Orange avec AFP-Services, publié le vendredi 25 janvier 2019 à 14h00

"Si j'avais pu avoir un vote blanc qui soit comptabilisé, j'aurais voté blanc", a indiqué vendredi 25 janvier, Ingrid Levavasseur, tête de la future liste "gilets jaunes" pour les européennes. 

Figure du proue des "gilets jaunes", Ingrid Levavasseur a reconnu ce vendredi avoir voté Emmanuel Macron à l'élection présidentielle de 2018. Invitée sur France info, l'aide-soignante de 31 ans a précisé : "J'ai voté Macron, je ne regrette pas mon choix".

Et d'ajouter : "Si j'avais pu avoir un vote blanc qui soit comptabilisé, j'aurais voté blanc mais j'ai voté Macron pour voter contre Le Pen." 
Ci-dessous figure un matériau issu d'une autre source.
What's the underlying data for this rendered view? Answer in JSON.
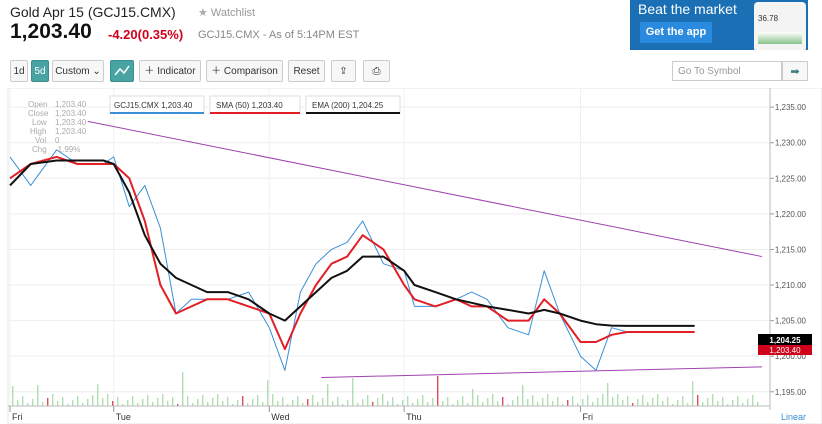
{
  "header": {
    "title": "Gold Apr 15 (GCJ15.CMX)",
    "watchlist_label": "Watchlist",
    "price": "1,203.40",
    "change": "-4.20(0.35%)",
    "asof": "GCJ15.CMX - As of 5:14PM EST"
  },
  "ad": {
    "headline": "Beat the market",
    "button": "Get the app",
    "phone_value": "36.78"
  },
  "toolbar": {
    "range_1d": "1d",
    "range_5d": "5d",
    "custom": "Custom",
    "indicator": "Indicator",
    "comparison": "Comparison",
    "reset": "Reset",
    "goto_placeholder": "Go To Symbol"
  },
  "ohlc": {
    "labels": [
      "Open",
      "Close",
      "Low",
      "High",
      "Vol",
      "Chg"
    ],
    "values": [
      "1,203.40",
      "1,203.40",
      "1,203.40",
      "1,203.40",
      "0",
      "-1.99%"
    ]
  },
  "legend": {
    "main": "GCJ15.CMX 1,203.40",
    "sma": "SMA (50) 1,203.40",
    "ema": "EMA (200) 1,204.25"
  },
  "last_value_tags": {
    "ema": "1,204.25",
    "price": "1,203.40"
  },
  "scale_label": "Linear",
  "colors": {
    "price": "#3b8fd6",
    "sma": "#e21e26",
    "ema": "#111111",
    "trend": "#a040b0",
    "volume": "#8fd08f",
    "down": "#d0021b",
    "accent": "#4aa3a3"
  },
  "chart_data": {
    "type": "line",
    "x": [
      "Fri",
      "Fri",
      "Fri",
      "Fri",
      "Fri",
      "Tue",
      "Tue",
      "Tue",
      "Tue",
      "Tue",
      "Tue",
      "Tue",
      "Tue",
      "Tue",
      "Wed",
      "Wed",
      "Wed",
      "Wed",
      "Wed",
      "Wed",
      "Wed",
      "Wed",
      "Thu",
      "Thu",
      "Thu",
      "Thu",
      "Thu",
      "Thu",
      "Thu",
      "Thu",
      "Thu",
      "Thu",
      "Fri",
      "Fri",
      "Fri",
      "Fri",
      "Fri",
      "Fri",
      "Fri",
      "Fri"
    ],
    "x_positions": [
      0,
      0.4,
      0.9,
      1.3,
      1.8,
      2.0,
      2.3,
      2.6,
      2.9,
      3.2,
      3.5,
      3.8,
      4.2,
      4.6,
      5.0,
      5.3,
      5.6,
      5.9,
      6.2,
      6.5,
      6.8,
      7.2,
      7.6,
      7.8,
      8.2,
      8.6,
      8.9,
      9.2,
      9.6,
      10.0,
      10.3,
      10.6,
      11.0,
      11.3,
      11.6,
      11.9,
      12.2,
      12.5,
      12.8,
      13.2
    ],
    "x_tick_labels": [
      "Fri",
      "Tue",
      "Wed",
      "Thu",
      "Fri"
    ],
    "y_range": [
      1193,
      1236
    ],
    "y_ticks": [
      1195,
      1200,
      1205,
      1210,
      1215,
      1220,
      1225,
      1230,
      1235
    ],
    "y_tick_labels": [
      "1,195.00",
      "1,200.00",
      "1,205.00",
      "1,210.00",
      "1,215.00",
      "1,220.00",
      "1,225.00",
      "1,230.00",
      "1,235.00"
    ],
    "series": [
      {
        "name": "GCJ15.CMX",
        "values": [
          1228,
          1224,
          1229,
          1227,
          1227,
          1228,
          1221,
          1224,
          1218,
          1206,
          1208,
          1208,
          1208,
          1209,
          1204,
          1198,
          1209,
          1213,
          1215,
          1216,
          1219,
          1213,
          1212,
          1207,
          1207,
          1208,
          1209,
          1208,
          1204,
          1203,
          1212,
          1206,
          1200,
          1198,
          1204,
          1203.4,
          1203.4,
          1203.4,
          1203.4,
          1203.4
        ]
      },
      {
        "name": "SMA (50)",
        "values": [
          1225,
          1227,
          1228,
          1227,
          1227,
          1227,
          1225,
          1219,
          1210,
          1206,
          1207,
          1208,
          1208,
          1207,
          1206,
          1201,
          1206,
          1210,
          1213,
          1214,
          1217,
          1215,
          1210,
          1208,
          1207,
          1208,
          1207,
          1207,
          1205,
          1205,
          1208,
          1206,
          1202,
          1202,
          1203,
          1203.4,
          1203.4,
          1203.4,
          1203.4,
          1203.4
        ]
      },
      {
        "name": "EMA (200)",
        "values": [
          1224,
          1227,
          1227.5,
          1227.5,
          1227.5,
          1227,
          1223,
          1217,
          1213,
          1211,
          1210,
          1209,
          1209,
          1208,
          1206,
          1205,
          1207,
          1209,
          1211,
          1212,
          1214,
          1214,
          1212,
          1210,
          1209,
          1208,
          1207.5,
          1207,
          1206.5,
          1206,
          1206.5,
          1206,
          1205,
          1204.5,
          1204.3,
          1204.25,
          1204.25,
          1204.25,
          1204.25,
          1204.25
        ]
      }
    ],
    "trendlines": [
      {
        "from": [
          1.5,
          1233
        ],
        "to": [
          14.5,
          1214
        ]
      },
      {
        "from": [
          6.0,
          1197
        ],
        "to": [
          14.5,
          1198.5
        ]
      }
    ],
    "xlabel": "",
    "ylabel": "",
    "grid": true,
    "legend": "top-left"
  }
}
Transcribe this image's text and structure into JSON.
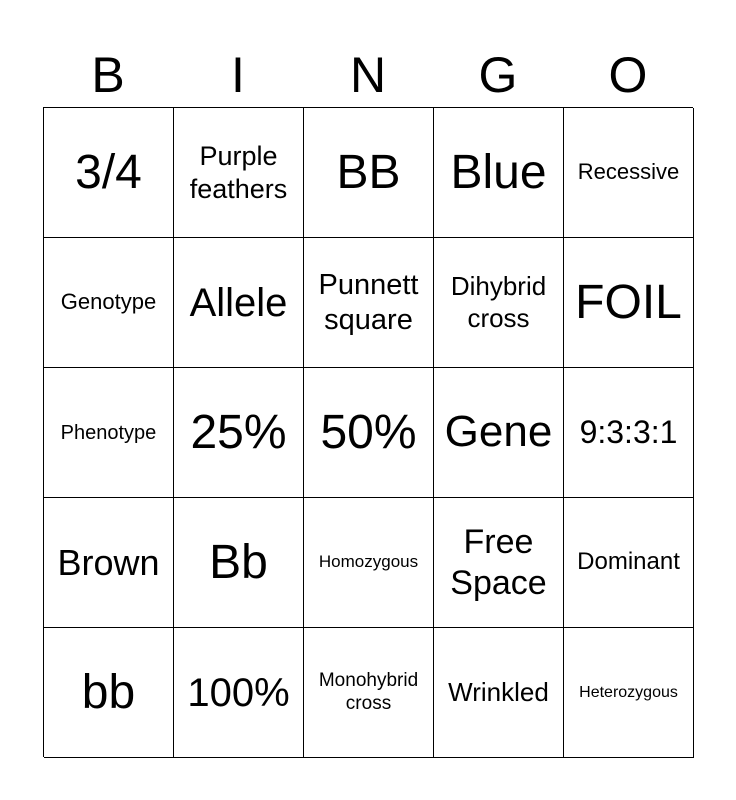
{
  "header": [
    "B",
    "I",
    "N",
    "G",
    "O"
  ],
  "cells": [
    "3/4",
    "Purple feathers",
    "BB",
    "Blue",
    "Recessive",
    "Genotype",
    "Allele",
    "Punnett square",
    "Dihybrid cross",
    "FOIL",
    "Phenotype",
    "25%",
    "50%",
    "Gene",
    "9:3:3:1",
    "Brown",
    "Bb",
    "Homozygous",
    "Free Space",
    "Dominant",
    "bb",
    "100%",
    "Monohybrid cross",
    "Wrinkled",
    "Heterozygous"
  ]
}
Dans la foulée, la jeune femme a précisé les contours de sa future liste pour les élections européennes. "C'est une liste protéiforme, on ne veut pas aller dans les extrêmes, on n'a vraiment pas envie de partir dans tout et n'importe quoi. Pas d'extrême droite, pas d'extrême gauche. Nous sommes ouverts à tous les citoyens qui ont envie de bien faire", a-t-elle expliqué au micro de France info.

"Je ne pense pas avoir trahi les gilets jaunes"

L'aide-soignante est également revenue sur son échange musclé de la veille avec une autre "gilet jaune" sur le plateau de "L'émission politique" de France 2. Évelyne Liberal avait notamment reproché à la jeune femme de mener une liste aux européennes. Une initiative qu'elle jugeait opportuniste. Balayant les critiques, l'aide-soignante a expliqué que "le but de cette liste européenne, c'est d'être présent partout". 

"Je ne pense pas avoir trahi les 'gilets jaunes', je suis une 'gilet jaune' depuis toujours, je n'ai pas besoin de me justifier ni de me légaliser à leurs côtés. Je suis engagée et je m'engage en tant que citoyenne. Il faut vraiment faire en sorte de se faire entendre". 

La conversion politique des "gilets jaunes" divise au sein même du mouvement. Maxime Nicolle, connu sous le pseudo de "Fly Rider", personnage controversé du mouvement, a dénoncé notamment une liste "d'opportunistes" et de "vendus". "Voter gilets jaunes, c'est voter Macron", a prévenu de son côté le groupe d'Éric Drouet, "La France en colère", dans un communiqué.